木や竹、糸など自然の素材で組まれた骨組に、和紙を貼り付けて作られる「和傘」。その種類には雨傘として用いられる「番傘」や「蛇の目傘」、その他に「日傘」「舞傘」などがあります。

和傘は平安時代前後に、仏教や漢字などの文化と共に中国から伝来した「天蓋」が原型といわれています。天蓋は貴族などが日除けや魔除けとして使っており、それが後に日本で独自の発展を遂げました。当初、和傘は現在のように開閉することができませんでしたが、鎌倉時代から室町時代にかけて棒などを使って開閉できるものが誕生し、さらに和紙に油を塗ることで防水加工が施され、雨具として使われるようになりました。

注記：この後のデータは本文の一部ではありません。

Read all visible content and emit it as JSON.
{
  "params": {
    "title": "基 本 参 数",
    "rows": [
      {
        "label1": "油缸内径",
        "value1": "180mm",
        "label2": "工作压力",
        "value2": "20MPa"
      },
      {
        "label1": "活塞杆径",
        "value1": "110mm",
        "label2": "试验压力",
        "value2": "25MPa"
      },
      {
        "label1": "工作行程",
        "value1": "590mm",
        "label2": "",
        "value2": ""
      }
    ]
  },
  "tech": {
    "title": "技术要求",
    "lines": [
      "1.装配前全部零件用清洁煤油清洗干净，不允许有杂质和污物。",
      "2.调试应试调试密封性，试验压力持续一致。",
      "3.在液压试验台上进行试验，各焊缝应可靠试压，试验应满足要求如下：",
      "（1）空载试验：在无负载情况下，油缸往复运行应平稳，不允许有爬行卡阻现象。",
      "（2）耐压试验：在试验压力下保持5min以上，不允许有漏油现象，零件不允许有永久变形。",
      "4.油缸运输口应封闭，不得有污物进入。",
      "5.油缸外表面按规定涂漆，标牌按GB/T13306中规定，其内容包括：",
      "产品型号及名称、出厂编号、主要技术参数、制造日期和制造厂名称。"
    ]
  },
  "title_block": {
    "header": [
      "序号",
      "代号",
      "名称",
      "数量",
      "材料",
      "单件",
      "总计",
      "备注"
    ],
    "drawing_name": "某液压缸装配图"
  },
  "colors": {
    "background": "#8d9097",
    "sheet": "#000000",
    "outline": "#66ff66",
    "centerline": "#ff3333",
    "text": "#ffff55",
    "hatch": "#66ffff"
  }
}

和傘が庶民に広まったのは江戸時代。器具の開発によって自由に開閉できるようになり、大阪の大黒屋が「大黒番傘」を製造。これが江戸に伝えられたところ、丈夫で安いことから流行し、江戸で「番傘」と呼ばれるようになりました。

その後、明治時代以降は洋装が主流となったことで和傘の生産は減少し、洋傘を持つことが多くなりました。現在では料亭や旅館、茶席など、限られた場面でしか見られず、全国の職人の数も少なくなっていますが、その雅な美しさはこれからも残したい日本の伝統です。